I spent quite a bit of time trying to understand this problem to see if there was any efficient way to fix it. The first thing that comes to mind is a heuristic that says “never close off the perimeter of a Voronoi cell if you don’t have to” which, in this particular case, would argue for keeping C alive and cause the correct result to come about.
I implemented that heuristic and it fixes this case, but it does not seem to fix the general case and I haven’t done enough digging into it yet to figure out why. I then tried generalizing the heuristic to assign the equidistant point to the Voronoi cell with the fewest active perimeter squares in the 3×3 neighborhood. This too does not address all cases (nor did a 5×5 neighborhood). I’m not sure if there is a generalized (and practical) algorithm that will solve for this or not yet.

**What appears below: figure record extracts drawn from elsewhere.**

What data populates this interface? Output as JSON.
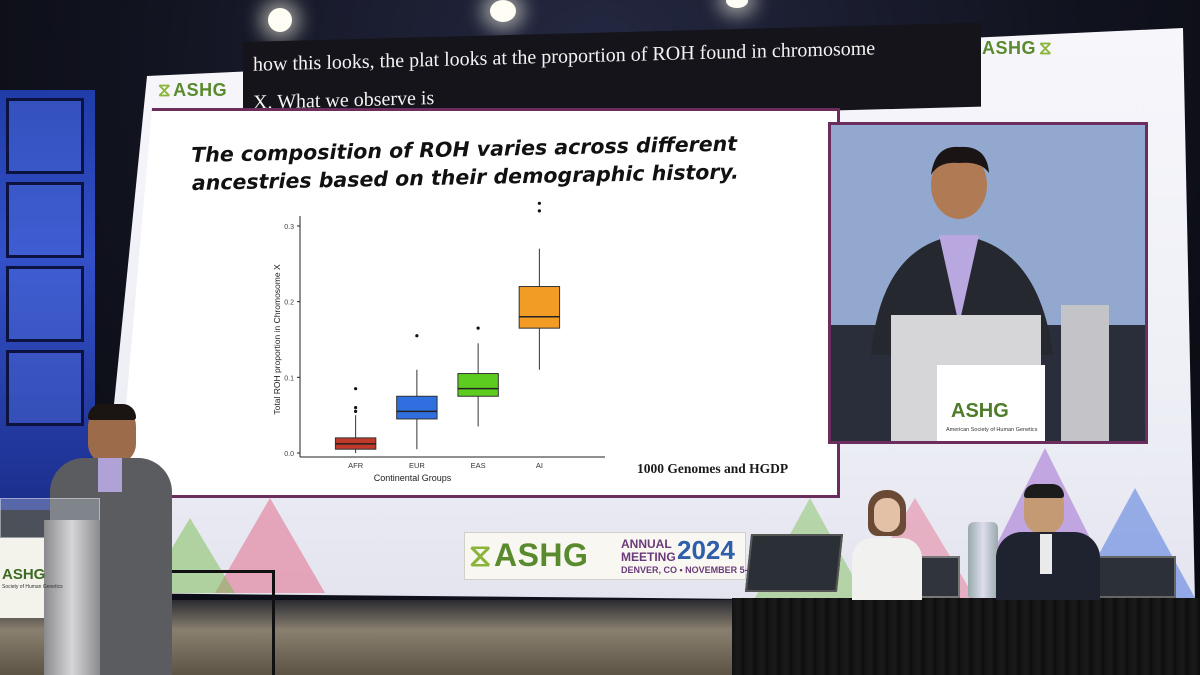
{
  "caption": {
    "line1": "how this looks, the plat looks at the proportion of ROH found in chromosome",
    "line2": "X.  What we observe is"
  },
  "logos": {
    "screen_top_left": "ASHG",
    "screen_top_right": "ASHG",
    "podium_video": "ASHG",
    "podium_video_sub": "American Society of Human Genetics",
    "podium_real": "ASHG",
    "podium_real_sub": "Society of Human Genetics"
  },
  "meeting_banner": {
    "brand": "ASHG",
    "annual": "ANNUAL",
    "meeting": "MEETING",
    "year": "2024",
    "location": "DENVER, CO • NOVEMBER 5-9"
  },
  "slide": {
    "title": "The composition of ROH varies across different ancestries based on their demographic history.",
    "source": "1000 Genomes and HGDP"
  },
  "chart_data": {
    "type": "box",
    "xlabel": "Continental Groups",
    "ylabel": "Total ROH proportion in Chromosome X",
    "ylim": [
      0,
      0.3
    ],
    "yticks": [
      "0.0",
      "0.1",
      "0.2",
      "0.3"
    ],
    "categories": [
      "AFR",
      "EUR",
      "EAS",
      "AI"
    ],
    "boxes": [
      {
        "name": "AFR",
        "color": "#c0392b",
        "min": 0.0,
        "q1": 0.005,
        "median": 0.012,
        "q3": 0.02,
        "max": 0.05,
        "outliers": [
          0.055,
          0.06,
          0.085
        ]
      },
      {
        "name": "EUR",
        "color": "#2f6fe0",
        "min": 0.005,
        "q1": 0.045,
        "median": 0.055,
        "q3": 0.075,
        "max": 0.11,
        "outliers": [
          0.155
        ]
      },
      {
        "name": "EAS",
        "color": "#5ccc1f",
        "min": 0.035,
        "q1": 0.075,
        "median": 0.085,
        "q3": 0.105,
        "max": 0.145,
        "outliers": [
          0.165
        ]
      },
      {
        "name": "AI",
        "color": "#f39c25",
        "min": 0.11,
        "q1": 0.165,
        "median": 0.18,
        "q3": 0.22,
        "max": 0.27,
        "outliers": [
          0.32,
          0.33
        ]
      }
    ]
  }
}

I note that even with the original pure brute-force algorithm, there are bugs here depending on how you look at it. The brute force algorithm faces the same decision regarding the (1, 1) “325” point – assign it to A, or C? If the brute force algorithm assigns it to A, it will at least still find the correct C assignment for the (0, 1) point – 360 distance to C and 362 distance to A, so it will assign it to C. But in that case the brute force algorithm will have created a non-contiguous Voronoi cell, which seems like a bug (indeed this makes me wonder if some of the bug reports I saw on some other implementations when I was googling are related to this problem).
Well, it’s getting late and it’s time for a Quarantini beverage … so I’m stopping here and posting this and hoping to come back to it again with more details once I have done more work on this aliasing problem and its implications.